Der Clou von Wittgensteins Tractatus ist nicht, daß die Sprache Wirklichkeit abbildet und das Sprechen über alles Mystische unsinnig ist. Der Clou ist, daß es das Mystische gibt: Es zeigt sich. Man kann nur nicht darüber sprechen, man muß es einfach hinnehmen, ist nicht in der Lage, etwas zu ändern. Worüber man nicht reden kann, darüber muß man schweigen.
Die Grenzen meiner Sprache sind die Grenzen meiner Welt, sagt Wittgenstein - aber das gilt nur, solange sich mein Denken innerhalb der Sprache bewegt.
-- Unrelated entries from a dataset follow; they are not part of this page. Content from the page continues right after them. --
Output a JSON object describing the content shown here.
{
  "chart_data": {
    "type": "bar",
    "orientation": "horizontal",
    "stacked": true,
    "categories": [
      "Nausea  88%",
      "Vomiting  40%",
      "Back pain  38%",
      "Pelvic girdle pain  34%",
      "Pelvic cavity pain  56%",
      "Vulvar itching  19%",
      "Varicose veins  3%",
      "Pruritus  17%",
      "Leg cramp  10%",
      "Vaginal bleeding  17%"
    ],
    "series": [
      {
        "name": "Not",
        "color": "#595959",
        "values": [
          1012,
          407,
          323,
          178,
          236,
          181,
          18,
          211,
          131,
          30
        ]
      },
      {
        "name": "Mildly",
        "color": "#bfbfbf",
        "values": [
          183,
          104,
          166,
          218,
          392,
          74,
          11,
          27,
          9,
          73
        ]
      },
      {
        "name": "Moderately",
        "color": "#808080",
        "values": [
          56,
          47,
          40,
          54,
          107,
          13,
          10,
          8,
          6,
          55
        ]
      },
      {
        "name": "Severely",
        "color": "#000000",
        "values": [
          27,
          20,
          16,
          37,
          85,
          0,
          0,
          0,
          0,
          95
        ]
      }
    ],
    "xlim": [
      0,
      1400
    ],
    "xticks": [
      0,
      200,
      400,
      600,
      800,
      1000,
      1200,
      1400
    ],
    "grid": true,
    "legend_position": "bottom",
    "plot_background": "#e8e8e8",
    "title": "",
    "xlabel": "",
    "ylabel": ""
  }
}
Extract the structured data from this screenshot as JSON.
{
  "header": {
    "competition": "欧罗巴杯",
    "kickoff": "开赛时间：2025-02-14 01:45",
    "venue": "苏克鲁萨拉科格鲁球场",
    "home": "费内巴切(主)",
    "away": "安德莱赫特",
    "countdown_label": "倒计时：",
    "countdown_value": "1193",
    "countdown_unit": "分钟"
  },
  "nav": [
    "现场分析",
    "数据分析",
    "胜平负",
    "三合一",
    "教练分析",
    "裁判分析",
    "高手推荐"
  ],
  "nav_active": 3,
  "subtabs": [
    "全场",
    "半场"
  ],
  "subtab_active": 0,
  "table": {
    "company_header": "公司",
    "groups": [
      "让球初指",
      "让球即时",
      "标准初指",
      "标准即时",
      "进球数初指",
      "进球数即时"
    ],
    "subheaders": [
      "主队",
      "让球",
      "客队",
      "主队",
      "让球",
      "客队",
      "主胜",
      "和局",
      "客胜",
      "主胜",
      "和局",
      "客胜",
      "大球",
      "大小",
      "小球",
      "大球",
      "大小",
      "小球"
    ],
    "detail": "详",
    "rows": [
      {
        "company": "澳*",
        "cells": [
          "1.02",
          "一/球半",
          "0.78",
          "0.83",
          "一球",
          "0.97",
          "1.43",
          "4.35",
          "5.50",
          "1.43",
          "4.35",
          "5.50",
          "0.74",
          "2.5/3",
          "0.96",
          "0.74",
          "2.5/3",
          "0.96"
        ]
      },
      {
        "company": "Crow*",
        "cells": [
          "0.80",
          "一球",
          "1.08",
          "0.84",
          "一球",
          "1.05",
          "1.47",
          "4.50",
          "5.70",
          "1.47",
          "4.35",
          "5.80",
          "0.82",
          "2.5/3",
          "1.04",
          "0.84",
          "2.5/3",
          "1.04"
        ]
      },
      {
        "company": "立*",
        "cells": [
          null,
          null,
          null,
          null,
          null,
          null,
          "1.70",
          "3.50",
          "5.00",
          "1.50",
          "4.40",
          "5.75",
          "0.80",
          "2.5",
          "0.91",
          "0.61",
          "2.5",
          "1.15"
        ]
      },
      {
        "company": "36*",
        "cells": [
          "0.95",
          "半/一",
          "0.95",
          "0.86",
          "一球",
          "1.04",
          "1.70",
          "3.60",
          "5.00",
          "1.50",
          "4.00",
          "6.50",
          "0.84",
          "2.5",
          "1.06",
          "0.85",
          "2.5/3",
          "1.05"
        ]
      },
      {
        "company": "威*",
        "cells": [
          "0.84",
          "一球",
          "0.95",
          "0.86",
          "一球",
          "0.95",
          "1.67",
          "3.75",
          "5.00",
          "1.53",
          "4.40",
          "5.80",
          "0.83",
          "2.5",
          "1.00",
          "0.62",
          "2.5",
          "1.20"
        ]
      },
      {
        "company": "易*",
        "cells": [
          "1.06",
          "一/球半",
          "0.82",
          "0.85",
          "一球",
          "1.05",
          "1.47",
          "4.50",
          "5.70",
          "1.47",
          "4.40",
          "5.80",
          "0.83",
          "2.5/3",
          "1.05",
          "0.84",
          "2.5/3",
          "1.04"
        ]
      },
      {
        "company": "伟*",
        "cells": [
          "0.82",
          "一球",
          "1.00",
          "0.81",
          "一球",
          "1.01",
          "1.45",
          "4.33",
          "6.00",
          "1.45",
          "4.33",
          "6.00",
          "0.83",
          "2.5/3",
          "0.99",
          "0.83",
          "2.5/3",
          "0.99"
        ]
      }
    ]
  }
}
Wenn ich den Punkt erreiche, wo sich mein Denken nicht mehr in Form von Sprache ausdrückt, kann ich auch die Grenzen dieser Welt sprengen, wobei Zustände entstehen, welche sich nur noch als mystisch bezeichnen lassen, und Gedankenformen lassen sich nur noch in Bildern und Metaphern ausdrücken, die jedoch niemand wirklich verstehen kann, der nicht selbst schon einmal an diesem Punkt gewesen ist.
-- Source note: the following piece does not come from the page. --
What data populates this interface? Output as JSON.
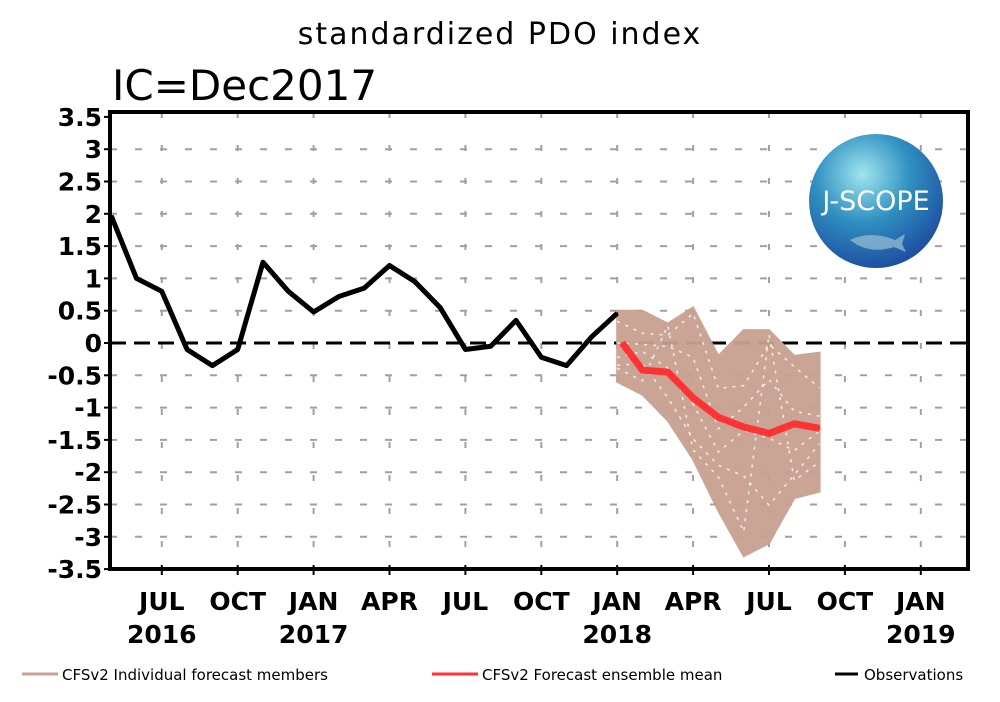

Wer die Erfahrung noch nicht gemacht hat, kann durch derlei Metaphern leicht verwirrt werden, was vielleicht der Grund ist, warum man laut Wittgenstein darüber schweigen muß, worüber man nicht reden kann. Das Unfaßbare in Worte kleiden zu wollen, sperrt das Formlose wieder in eine Form ein und führt erneut ins Gefängnis der Sprache mit ihren starren Denkstrukturen.
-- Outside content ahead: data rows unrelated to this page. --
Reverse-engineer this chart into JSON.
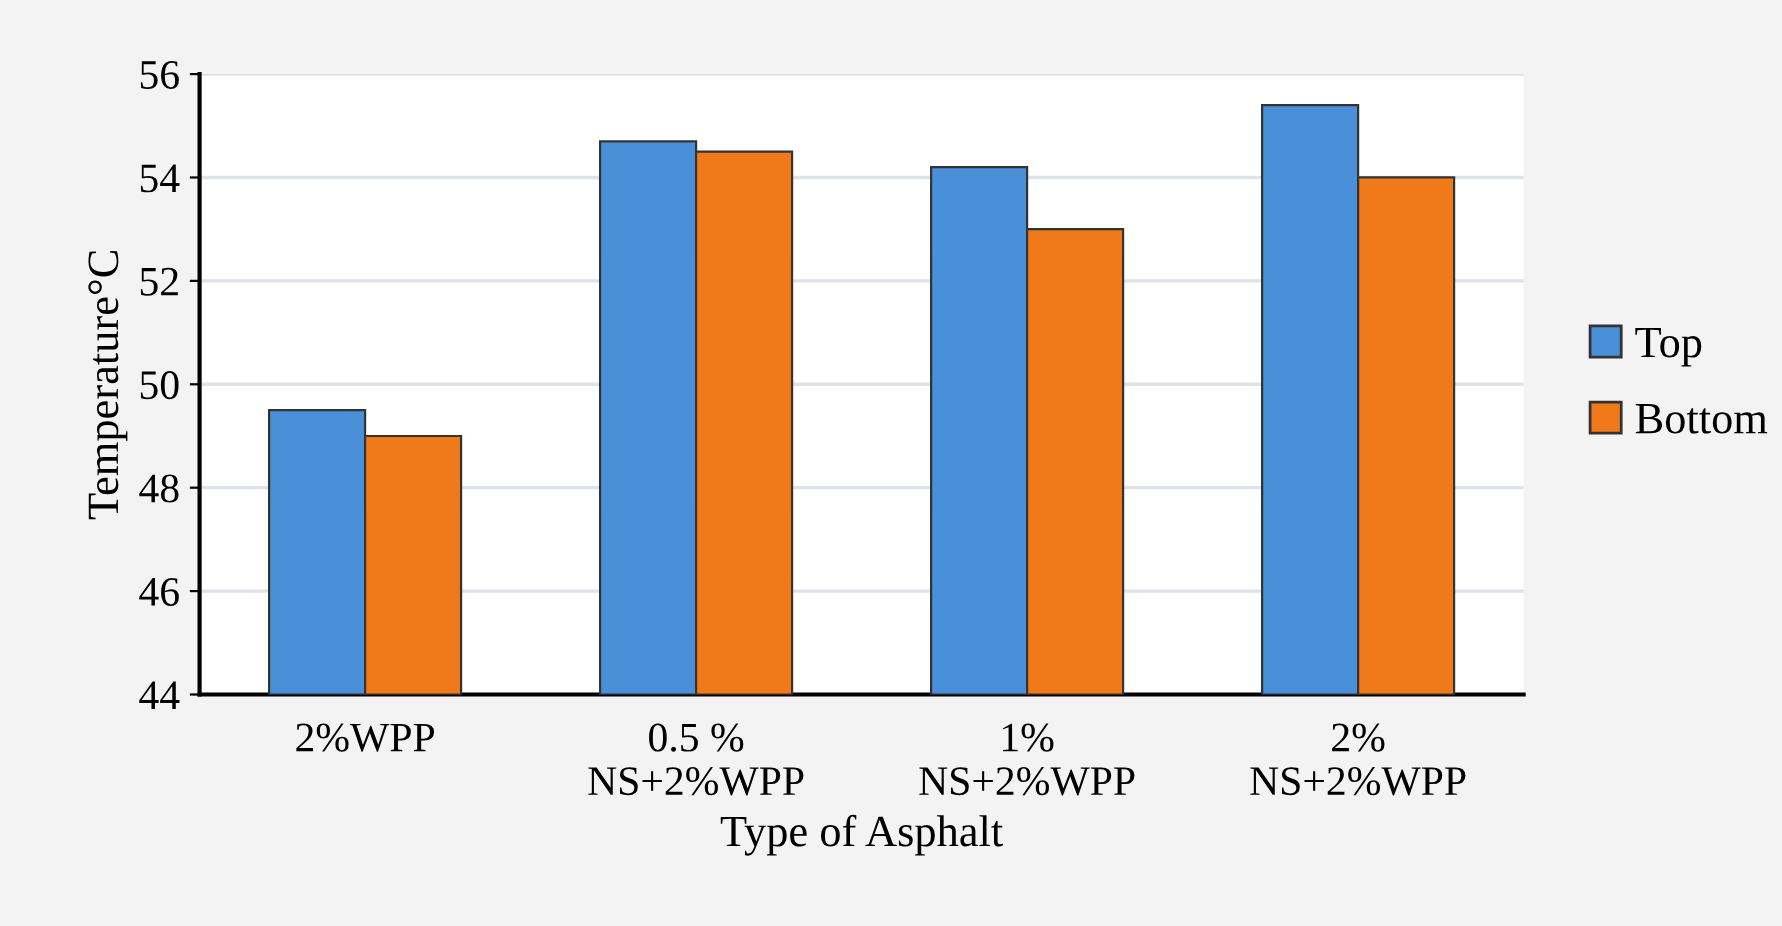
{
  "chart_data": {
    "type": "bar",
    "xlabel": "Type of Asphalt",
    "ylabel": "Temperature°C",
    "categories": [
      "2%WPP",
      "0.5 %\nNS+2%WPP",
      "1%\nNS+2%WPP",
      "2%\nNS+2%WPP"
    ],
    "series": [
      {
        "name": "Top",
        "color": "#4a90d9",
        "values": [
          49.5,
          54.7,
          54.2,
          55.4
        ]
      },
      {
        "name": "Bottom",
        "color": "#f07a1a",
        "values": [
          49.0,
          54.5,
          53.0,
          54.0
        ]
      }
    ],
    "ylim": [
      44,
      56
    ],
    "yticks": [
      44,
      46,
      48,
      50,
      52,
      54,
      56
    ],
    "grid": "y",
    "legend": "right"
  }
}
Oha! Folgendes fand ich, in Form von Schreibmaschinenbedruckten Din-A 5(!!!) Seiten, auf dem Dachboden meines Großonkels in Hamburg-Hamm:
(Ausschnitt)
"1.0
Wenn einer eine Reise tut, dann begibt er sich in Gefahr
1.1
Die Gefahren der Reise sind Tatsachen
1.1.1
Die Tatsachen, Taschendiebstahl, Mord, Autodiebstahl, machen zusammen die Welt aus.
1.1.1.2. Tatsachen und Anlässe sind der Anlass zum Umkommen
1.1.2
Tatsachen sind immer notwendig Gefahr
1.1.2.1.
Wer sich in Gefahr begibt, kommt darin um."